Data structures, Bucket sort

on , , , 3 minutes reading

I promise this is the last sorting algorithm (for now)! and this time we have another non comparisson sorts (or well, not exactly but I will explain later). Bucket sort is pretty much as it sounds, putting things into buckets of data that are in an specific order. The idea is creating categorized buckets of data and then place the elements from the original collection into those buckets using a classification function, this is where it gets super tricky, a good classification function will place the elements in an evenly manner, for example the list:

[243, 637, 371, 598, 442, 137]

The values are evenly distributed and can be placed in 6 buckets using the distribution formula \(\lfloor\frac{x}{100}\rfloor\) but if we try the same buckets with different not evenly distributed elements like this list:

[243, 637, 271, 698, 442, 137]

We will have two or more elements in the same bucket (in this case 243, 271 in bucket 2 and 637 and 698 in bucket 6). When this happens we do a simple trick, we place the elements in the same bucket and sort that small list using a simple comparisson sorter, like insert sort. This is why bucket sort is not entirely a non comparisson sort because sooner or later you will end up using a comparisson sort to sort elements in the same bucket. A simple way to calculate the correct bucket is create as many buckets as elements and then use the simple formula \(\lfloor\frac{x\times\mathit{length}}{\mathit{max}}\rfloor\) where \(\mathit{length}\) is the length of the collection (in our sample \(6\)) and \(\mathit{max}\) the max number in the collection (in our sample \(637\)).
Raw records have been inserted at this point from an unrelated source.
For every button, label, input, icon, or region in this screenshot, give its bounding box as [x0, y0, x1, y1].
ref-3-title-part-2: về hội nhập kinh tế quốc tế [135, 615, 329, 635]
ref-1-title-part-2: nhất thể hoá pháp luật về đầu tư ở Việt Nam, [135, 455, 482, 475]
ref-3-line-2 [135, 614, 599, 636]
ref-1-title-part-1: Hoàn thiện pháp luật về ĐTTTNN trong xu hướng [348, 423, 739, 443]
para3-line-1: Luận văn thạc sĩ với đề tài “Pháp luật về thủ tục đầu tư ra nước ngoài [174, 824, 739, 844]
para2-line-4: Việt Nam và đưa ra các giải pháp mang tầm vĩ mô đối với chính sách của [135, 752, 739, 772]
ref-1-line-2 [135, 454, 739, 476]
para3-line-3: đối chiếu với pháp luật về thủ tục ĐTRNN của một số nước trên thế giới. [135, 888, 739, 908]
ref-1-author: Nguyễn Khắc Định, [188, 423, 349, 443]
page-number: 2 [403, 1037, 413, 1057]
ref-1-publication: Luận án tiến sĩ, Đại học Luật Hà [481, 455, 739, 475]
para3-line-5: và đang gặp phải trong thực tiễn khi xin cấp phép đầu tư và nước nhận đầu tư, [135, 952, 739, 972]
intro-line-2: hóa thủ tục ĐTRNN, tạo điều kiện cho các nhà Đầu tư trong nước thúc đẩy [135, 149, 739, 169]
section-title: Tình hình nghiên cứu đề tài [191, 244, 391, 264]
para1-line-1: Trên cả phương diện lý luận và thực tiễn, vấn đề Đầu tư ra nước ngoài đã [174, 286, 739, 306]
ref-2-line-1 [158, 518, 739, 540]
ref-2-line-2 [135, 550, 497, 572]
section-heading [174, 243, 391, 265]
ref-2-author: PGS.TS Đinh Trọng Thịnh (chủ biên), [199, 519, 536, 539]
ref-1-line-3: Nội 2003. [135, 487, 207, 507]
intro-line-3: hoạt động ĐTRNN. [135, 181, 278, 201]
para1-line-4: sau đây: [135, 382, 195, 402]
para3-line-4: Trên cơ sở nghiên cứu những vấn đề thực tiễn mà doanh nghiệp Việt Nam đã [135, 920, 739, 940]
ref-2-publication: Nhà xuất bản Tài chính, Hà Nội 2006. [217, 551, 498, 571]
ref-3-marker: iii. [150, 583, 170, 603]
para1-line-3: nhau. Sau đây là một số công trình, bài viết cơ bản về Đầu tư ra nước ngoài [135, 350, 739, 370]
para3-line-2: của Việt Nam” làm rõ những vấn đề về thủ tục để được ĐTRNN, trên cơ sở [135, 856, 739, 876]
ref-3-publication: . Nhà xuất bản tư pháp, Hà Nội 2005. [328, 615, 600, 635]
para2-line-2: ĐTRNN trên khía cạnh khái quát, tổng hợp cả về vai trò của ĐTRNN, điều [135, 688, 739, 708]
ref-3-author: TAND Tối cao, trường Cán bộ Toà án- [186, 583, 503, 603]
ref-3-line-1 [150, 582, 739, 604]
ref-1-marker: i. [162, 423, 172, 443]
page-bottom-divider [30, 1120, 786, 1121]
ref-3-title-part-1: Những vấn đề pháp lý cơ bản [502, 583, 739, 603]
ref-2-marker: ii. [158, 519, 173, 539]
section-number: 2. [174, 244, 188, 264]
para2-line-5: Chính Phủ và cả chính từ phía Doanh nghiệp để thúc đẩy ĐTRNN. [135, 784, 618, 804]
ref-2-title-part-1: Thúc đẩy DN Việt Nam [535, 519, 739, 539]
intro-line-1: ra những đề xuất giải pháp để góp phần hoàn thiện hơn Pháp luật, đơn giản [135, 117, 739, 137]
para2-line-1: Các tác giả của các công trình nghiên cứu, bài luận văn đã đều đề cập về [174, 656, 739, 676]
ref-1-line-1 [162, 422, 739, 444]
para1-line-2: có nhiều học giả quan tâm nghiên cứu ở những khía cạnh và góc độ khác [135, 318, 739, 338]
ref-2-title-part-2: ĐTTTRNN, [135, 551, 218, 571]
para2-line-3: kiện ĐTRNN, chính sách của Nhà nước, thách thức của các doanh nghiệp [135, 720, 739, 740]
Thanks to this the implementation is pretty simple:

fun bucketSort(
    items: MutableList<Int>,
    max: Int,
    buckets: Array<MutableList<Int>> = Array(items.size) { mutableListOf() },
    position: (Int) -> Int = { x: Int -> (x * items.size) / max }
) {
    // Place each element in a bucket, this depends of the type of data
    for (elem in this) {
        val pos = position(elem) - 1
        buckets[pos].add(elem)
    }

    // Now we relocate all the elements back
    var idx = 0
    for (bucket in buckets) {
        if (bucket.isEmpty()) continue

        // We use insert sort because, well, it is small and simple
        bucket.insertionSort()

        for (elem in bucket) items[idx++] = elem
    }
}

Be careful, there could be cases where all your elements or most of them end up in the same sort! that is a problem because basically your sorter is doing nothing to simplify your life and you will be probably better with another sorter. How good is our sorter? well, it depends on what is the internal sorter that we use, in our previous case we know the worse case scenario for insertion sort is \(\mathcal(O){n^2}\) and we have to go through all the elements and buckets in the collection, so it will be around \(\mathcal{O}(n + k)\) where \(k\) is the worst case for the internal sorter (for insertion sort we can say the worst case will be \(\mathcal{O}(n + n \log{n})\)). If the collection is evenly distributed it means every element is in its own bucket, so the time is reduced to \(\Theta(n)\).

The unit tests for our sorter is similar to the previous used for radix and count sort, so feel free to copy the test.

PD: As with radix and counting sort, this is a very specialized sorter thanks to the buckets and positioning algorithm, it is (in concept) very similar to counting sort and in most implementations of radix sort they use buckets but without sorting (using linked lists), so keep that in mind when implementing this sorter from scratch.